“In an essay, Thomas de Quincey (1785¬1859). sketched out a fascinating theory of what constitutes a good lover. He began by reflecting on William Wordsworth (whom he knew well) – the greatest poet of the age, the author of much heartfelt love poetry, a confident, vigorous man who had had much success with women in his youth and was now happily married to a woman devoted to him and his talent.
“Given the evidence, Wordsworth stood to be described as a great lover. But De Quincey disagreed, and the reason lay in Wordsworth’s very confidence and reasonableness. The man was simply incapable of being pathetic and ridiculous when in love. He could never break down in front of a woman or think he couldn’t live without her or listen to a boring story she was telling with attention because he was so besotted. “Wordsworth had not the [things] in him that make total devotion to a woman possible,” argued De Quincey; he couldn’t see why people should lose their tongues when seducing their lovers, or why they should sit for hours thinking about them (doodling, writing their name down 300 times) when there were so many better things to be doing (like going for a walk up a mountain and staring at a lake). “There never lived a woman whom he would have conversed with without wearing an air of mild condescension to her understanding.
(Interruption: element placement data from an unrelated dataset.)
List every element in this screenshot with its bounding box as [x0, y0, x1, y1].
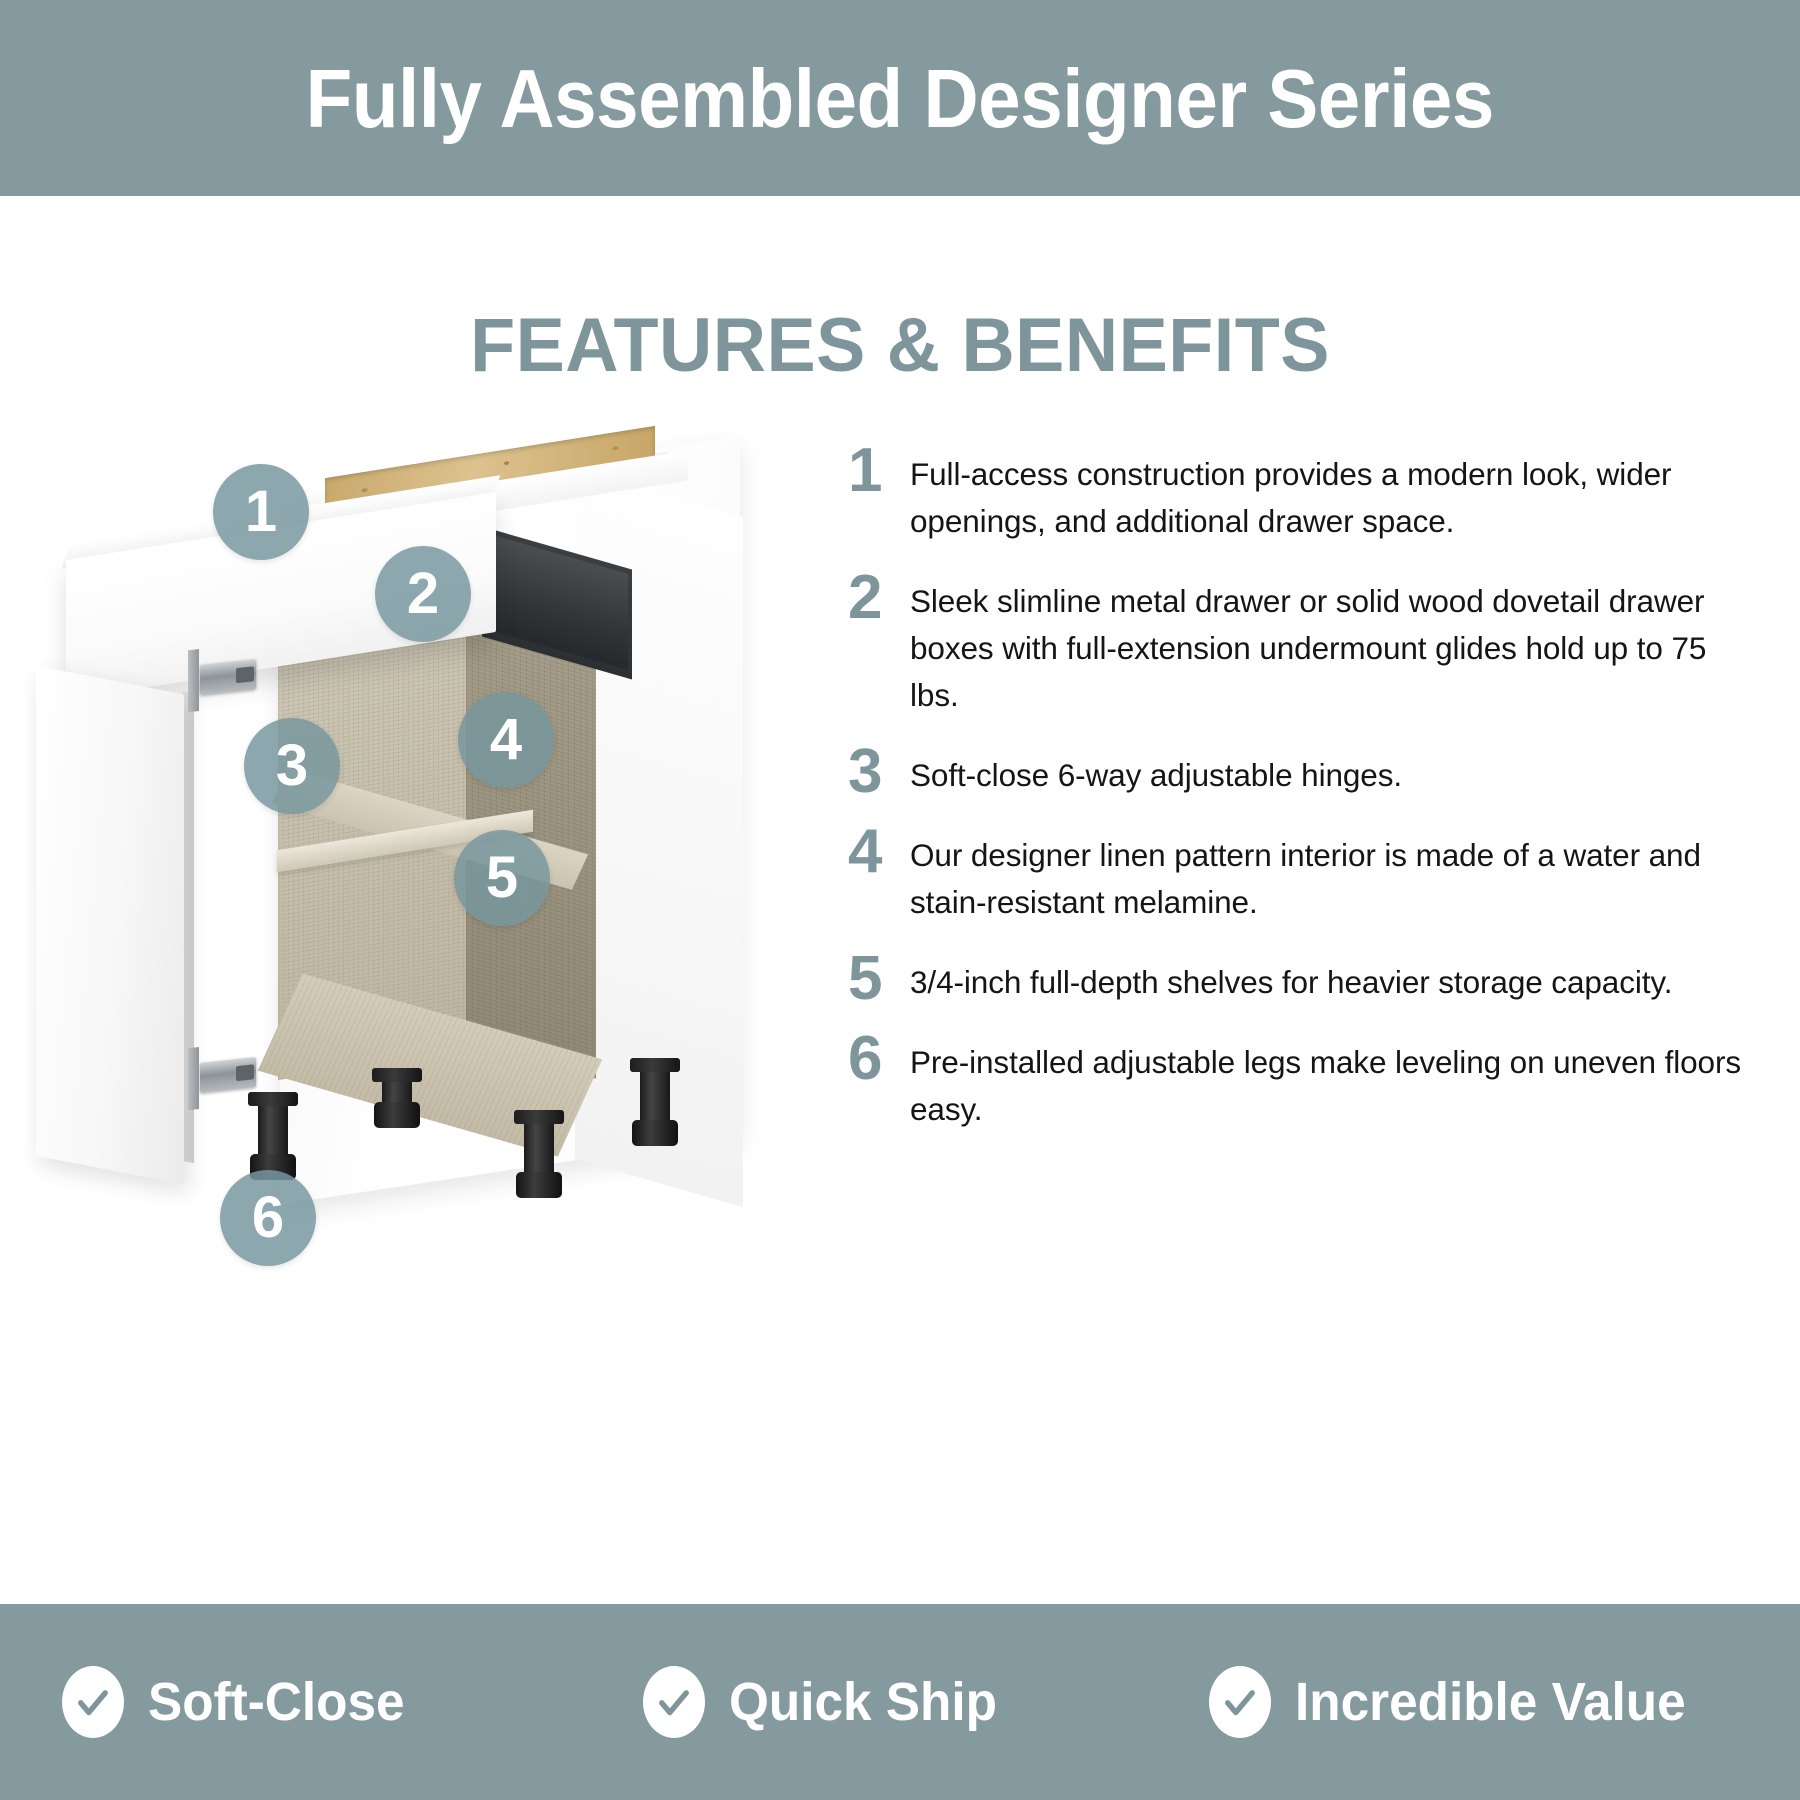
feature-item-2: 2 Sleek slimline metal drawer or solid w…	[848, 569, 1760, 719]
footer-band: Soft-Close Quick Ship Incredible Value	[0, 1604, 1800, 1800]
infographic-page: Fully Assembled Designer Series FEATURES…	[0, 0, 1800, 1800]
feature-item-5: 5 3/4-inch full-depth shelves for heavie…	[848, 950, 1760, 1006]
body-area: FEATURES & BENEFITS	[0, 196, 1800, 1604]
callout-marker-3: 3	[244, 718, 340, 814]
check-circle-icon	[1209, 1666, 1271, 1738]
content-row: 1 2 3 4 5 6 1 Full-access construction p…	[0, 430, 1800, 1310]
callout-marker-6: 6	[220, 1170, 316, 1266]
feature-number-2: 2	[848, 569, 910, 625]
adjustable-leg-back-left	[382, 1078, 412, 1122]
features-list: 1 Full-access construction provides a mo…	[830, 430, 1760, 1157]
footer-label-soft-close: Soft-Close	[148, 1675, 405, 1729]
product-image-panel: 1 2 3 4 5 6	[30, 430, 830, 1310]
feature-text-6: Pre-installed adjustable legs make level…	[910, 1030, 1760, 1133]
footer-label-quick-ship: Quick Ship	[729, 1675, 997, 1729]
footer-item-incredible-value: Incredible Value	[1179, 1666, 1738, 1738]
check-circle-icon	[643, 1666, 705, 1738]
feature-text-3: Soft-close 6-way adjustable hinges.	[910, 743, 1760, 799]
feature-item-1: 1 Full-access construction provides a mo…	[848, 442, 1760, 545]
cabinet-illustration: 1 2 3 4 5 6	[30, 430, 830, 1310]
header-band: Fully Assembled Designer Series	[0, 0, 1800, 196]
feature-text-5: 3/4-inch full-depth shelves for heavier …	[910, 950, 1760, 1006]
footer-label-incredible-value: Incredible Value	[1295, 1675, 1686, 1729]
page-title: Fully Assembled Designer Series	[306, 57, 1494, 140]
feature-text-2: Sleek slimline metal drawer or solid woo…	[910, 569, 1760, 719]
feature-item-3: 3 Soft-close 6-way adjustable hinges.	[848, 743, 1760, 799]
callout-marker-4: 4	[458, 692, 554, 788]
feature-number-6: 6	[848, 1030, 910, 1086]
cabinet-door	[36, 666, 184, 1185]
soft-close-hinge-lower	[200, 1057, 256, 1093]
feature-number-5: 5	[848, 950, 910, 1006]
footer-item-soft-close: Soft-Close	[62, 1666, 621, 1738]
adjustable-leg-front-left	[258, 1102, 288, 1174]
feature-number-4: 4	[848, 823, 910, 879]
callout-marker-5: 5	[454, 830, 550, 926]
feature-text-1: Full-access construction provides a mode…	[910, 442, 1760, 545]
footer-item-quick-ship: Quick Ship	[621, 1666, 1180, 1738]
soft-close-hinge-upper	[200, 659, 256, 695]
feature-item-6: 6 Pre-installed adjustable legs make lev…	[848, 1030, 1760, 1133]
feature-item-4: 4 Our designer linen pattern interior is…	[848, 823, 1760, 926]
section-title: FEATURES & BENEFITS	[27, 308, 1773, 384]
feature-number-3: 3	[848, 743, 910, 799]
feature-text-4: Our designer linen pattern interior is m…	[910, 823, 1760, 926]
check-circle-icon	[62, 1666, 124, 1738]
feature-number-1: 1	[848, 442, 910, 498]
callout-marker-2: 2	[375, 546, 471, 642]
adjustable-leg-front-right	[524, 1120, 554, 1192]
callout-marker-1: 1	[213, 464, 309, 560]
adjustable-leg-back-right	[640, 1068, 670, 1140]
To lie at her feet, to make her his idol, to worship her very caprices, and to adore the most unreasonableness of her frowns – these things were impossible to Wordsworth, and being so, he could never have been, in any emphatic sense, a lover.”
“Wordsworth might have been an able seducer, but his sense of propriety and his confidence in himself stopped him from experiencing the powerful emotions of the true lover. By contrast, De Quincey – though much less good as a poet and far more troubled in his relations with women – could claim superiority. He tells us that he used to retire to bed during difficult moments of courtship and dream of the beloved, with his head “wrapped in the bed clothes” – hardly respectable behaviour but perhaps the best sign of true love.
“If we follow De Quincey, we should perhaps beware of those who always know what to say, never bump into doors and rarely look ridiculous. They’re not the ones with the deepest hearts. The clumsiest seducers are perhaps always the most genuine.